Las Vegas Sun

April 20, 2024

Where I Stand — Mike O’Callaghan: Neighbors face more pain

AFTER THE CALIFORNIA FIRES are doused and the damage is surveyed more pain may be in store for our neighbors to the west.

With so much ground cover being removed, the winter rains can bring mudslides that outdo anything experienced during past wet weather spurts.

Also, let's not forget those loveable insurance companies as they try to escape paying as much as possible for the losses to homeowners. Then watch insurance rates go up and up and some companies refusing to reinsure people who suffered losses.

Our neighbors are suffering now but the pain won't go away for many years.

An innovative television crew asked several people escaping the fires surrounding their homes what they brought with them. Children, dogs, cats, picture albums, recording tapes and small toys were among the answers.

What if you had to make this rushed decision? My first thoughts would be my wife, dogs, bird, bottled water and animal food. Then checking to see if our neighbors also had a ride to safety.

A reader wondered how long I have known Dr. Lonnie Hammargren, who was the subject of a recent column.

In February 1989 I returned from the Yamales Valley in Honduras where the Nicaraguan Contras were fighting the Sandinistas of Daniel Ortega. The large number of wounded teenagers with nerve damage was on my mind when seeking medical help for them. Las Vegas neurosurgeon Dr. Lonnie Hammargren volunteered to pay his own way and help the wounded.

When circling Tegucigalpa, I told him that there was an old army helicopter, with a cracked windshield and bullet holes, that could get him into the Yamales Valley. I didn't tell him the Contra pilots were only 17 and 18 years old, but it made no difference because it had crashed the day after it brought me out of the valley.

Hammargren, with no sleep, settled for a long ride in a jeep through some minefields with my friend Payo Cabrera. Cabrera, a crusty Nicaraguan who served in the U.S. Army during World War II, and Lonnie immediately became friends.

I went to join the Miskito Indian fighters on the Rio Coco and three days later came back and joined Lonnie at a rehabilitation center, called Rancho Grande, outside of Tegucigalpa. In short order the doctor was showing a local doctor how a wounded boy in a wheelchair could eventually walk. Two days later the youngster was able to stand up and move his feet but still had a long way to go. Several patients were examined by Lonnie with recommendations given to help their situations.

Upon returning to Las Vegas, the doctor told me, "If you need me again, I'll be ready."

The public has been given good reason to ask if our university regents read their mail. UNLV President Carol Harter, in a letter to all regents dated Feb. 1, 2001, told them she had been elected to membership on a corporate board. She spelled out all aspects of her membership and ended it by writing: "Do feel free, however, to contact me should you wish to discuss this further ..."

Copies were also sent to the chancellor and legal adviser. In addition to this, she had already received the approval of the chancellor.

Harter served for only four months on the board of the now bankrupt company.

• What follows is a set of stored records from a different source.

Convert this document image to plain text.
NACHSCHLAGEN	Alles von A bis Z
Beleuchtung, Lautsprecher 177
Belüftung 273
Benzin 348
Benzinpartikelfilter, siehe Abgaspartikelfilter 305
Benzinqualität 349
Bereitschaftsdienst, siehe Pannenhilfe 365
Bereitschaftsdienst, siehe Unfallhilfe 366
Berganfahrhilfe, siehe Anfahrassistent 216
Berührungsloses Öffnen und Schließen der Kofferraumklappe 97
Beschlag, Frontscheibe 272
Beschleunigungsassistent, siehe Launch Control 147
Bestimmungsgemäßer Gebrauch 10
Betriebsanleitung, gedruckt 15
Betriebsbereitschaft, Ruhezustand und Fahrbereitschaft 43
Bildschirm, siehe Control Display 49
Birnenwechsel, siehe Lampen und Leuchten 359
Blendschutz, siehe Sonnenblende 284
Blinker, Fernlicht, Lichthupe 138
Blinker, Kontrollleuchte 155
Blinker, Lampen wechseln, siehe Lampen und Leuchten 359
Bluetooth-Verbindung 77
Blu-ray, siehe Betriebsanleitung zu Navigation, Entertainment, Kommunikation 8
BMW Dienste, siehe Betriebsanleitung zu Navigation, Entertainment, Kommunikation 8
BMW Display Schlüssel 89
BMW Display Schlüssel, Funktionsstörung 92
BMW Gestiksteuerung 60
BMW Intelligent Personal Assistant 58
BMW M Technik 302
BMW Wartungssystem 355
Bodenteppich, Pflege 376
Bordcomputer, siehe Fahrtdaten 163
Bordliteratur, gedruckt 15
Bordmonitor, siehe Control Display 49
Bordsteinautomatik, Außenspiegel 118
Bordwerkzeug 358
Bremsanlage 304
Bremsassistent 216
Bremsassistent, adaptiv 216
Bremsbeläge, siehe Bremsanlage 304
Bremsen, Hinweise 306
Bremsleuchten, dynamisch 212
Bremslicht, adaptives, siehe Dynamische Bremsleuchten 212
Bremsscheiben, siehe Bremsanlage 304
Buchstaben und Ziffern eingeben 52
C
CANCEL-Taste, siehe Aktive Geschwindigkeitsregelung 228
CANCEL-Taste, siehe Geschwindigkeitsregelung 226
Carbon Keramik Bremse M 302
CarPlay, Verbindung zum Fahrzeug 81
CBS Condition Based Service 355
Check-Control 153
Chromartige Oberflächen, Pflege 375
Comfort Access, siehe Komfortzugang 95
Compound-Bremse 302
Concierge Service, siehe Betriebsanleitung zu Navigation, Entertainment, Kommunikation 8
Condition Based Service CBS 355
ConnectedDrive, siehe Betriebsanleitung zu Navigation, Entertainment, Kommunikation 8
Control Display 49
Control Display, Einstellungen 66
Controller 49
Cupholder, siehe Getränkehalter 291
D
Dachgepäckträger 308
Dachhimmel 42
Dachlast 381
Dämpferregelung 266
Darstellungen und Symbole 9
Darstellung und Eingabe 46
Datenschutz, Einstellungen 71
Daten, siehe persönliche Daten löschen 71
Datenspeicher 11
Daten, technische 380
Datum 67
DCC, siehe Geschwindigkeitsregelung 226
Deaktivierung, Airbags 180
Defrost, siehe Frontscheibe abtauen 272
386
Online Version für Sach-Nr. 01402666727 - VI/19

So what's the problem, regents?

Rapper Sean "P. Diddy" Combs expressed shock when learning that his clothing line is made under terrible working conditions in Honduran sweatshops. Every couple of years an American celebrity, making big bucks by allowing his or her name to be used selling clothes, gets stung with the sweatshop stigma. They immediately cry, "I didn't know." Well, why don't they know? Then they come with an announcement they will make certain the plant producing the clothes will change its operations. Sure, and it also snowed in Honduras last night.

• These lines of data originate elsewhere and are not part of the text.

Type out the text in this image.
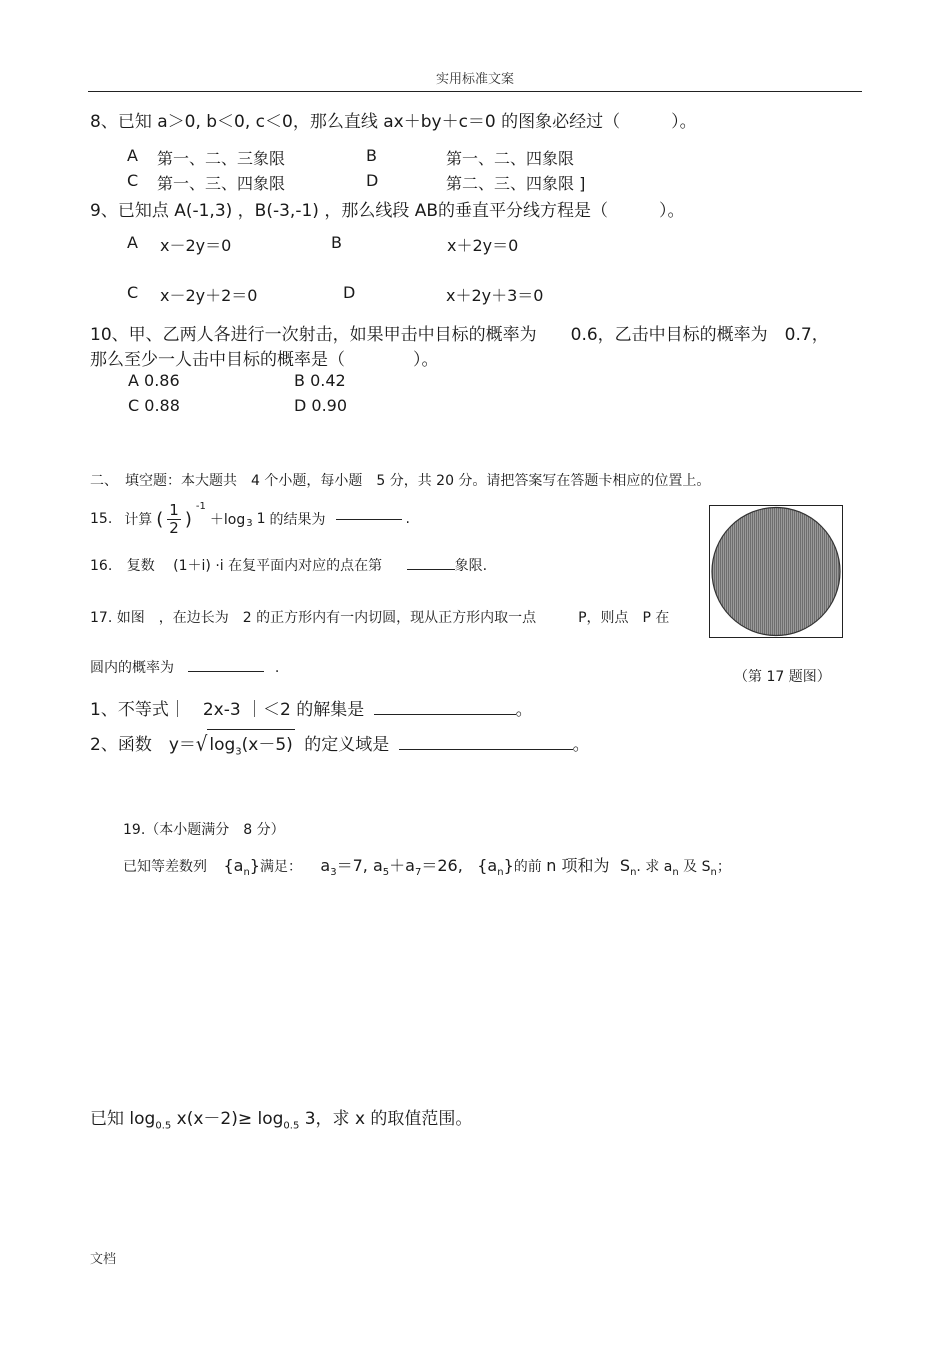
实用标准文案
8、已知 a＞0, b＜0, c＜0，那么直线 ax＋by＋c＝0 的图象必经过（　　　）。
A 第一、二、三象限	B	第一、二、四象限
C 第一、三、四象限	D	第二、三、四象限 ]
9、已知点 A(-1,3) ，B(-3,-1) ，那么线段 AB的垂直平分线方程是（　　　）。
A x－2y＝0	B	x＋2y＝0
C x－2y＋2＝0	D	x＋2y＋3＝0
10、甲、乙两人各进行一次射击，如果甲击中目标的概率为　　0.6，乙击中目标的概率为　0.7，
那么至少一人击中目标的概率是（　　　　）。
A 0.86	B 0.42
C 0.88	D 0.90
二、　填空题：本大题共　4 个小题，每小题　5 分，共 20 分。请把答案写在答题卡相应的位置上。
15. 计算 ( $\frac{1}{2}$ )
$^{-1}$
$+\log_3$ 1 的结果为	.
16. 复数 (1＋i) ·i 在复平面内对应的点在第	象限.
17. 如图　，在边长为　2 的正方形内有一内切圆，现从正方形内取一点　　　P，则点　P 在
圆内的概率为	.
（第 17 题图）
1、不等式｜　2x-3 ｜＜2 的解集是	。
2、函数　y＝√ $\log_3(x-5)$ 的定义域是	。
19.（本小题满分　8 分）
已知等差数列 $\{a_n\}$满足： $a_3=7$, $a_5+a_7=26$, $\{a_n\}$的前 n 项和为 $S_n$. 求 $a_n$ 及 $S_n$；
已知 $\log_{0.5} x(x-2)\ge \log_{0.5} 3$，求 x 的取值范围。
文档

Fifteen years ago I visited several sweatshops in Honduras while purchasing clothes for a San Pedro Sula orphanage. Four years later I found no change in the conditions. That's where I saw large amounts of expensive clothing being made by girls being paid 60 cents an hour.

Several times this situation, plus what is happening across the border in Mexico, has been written about in this column and by other American media.

This year it's P. Diddy's company and next year it will be some other celebrity's company."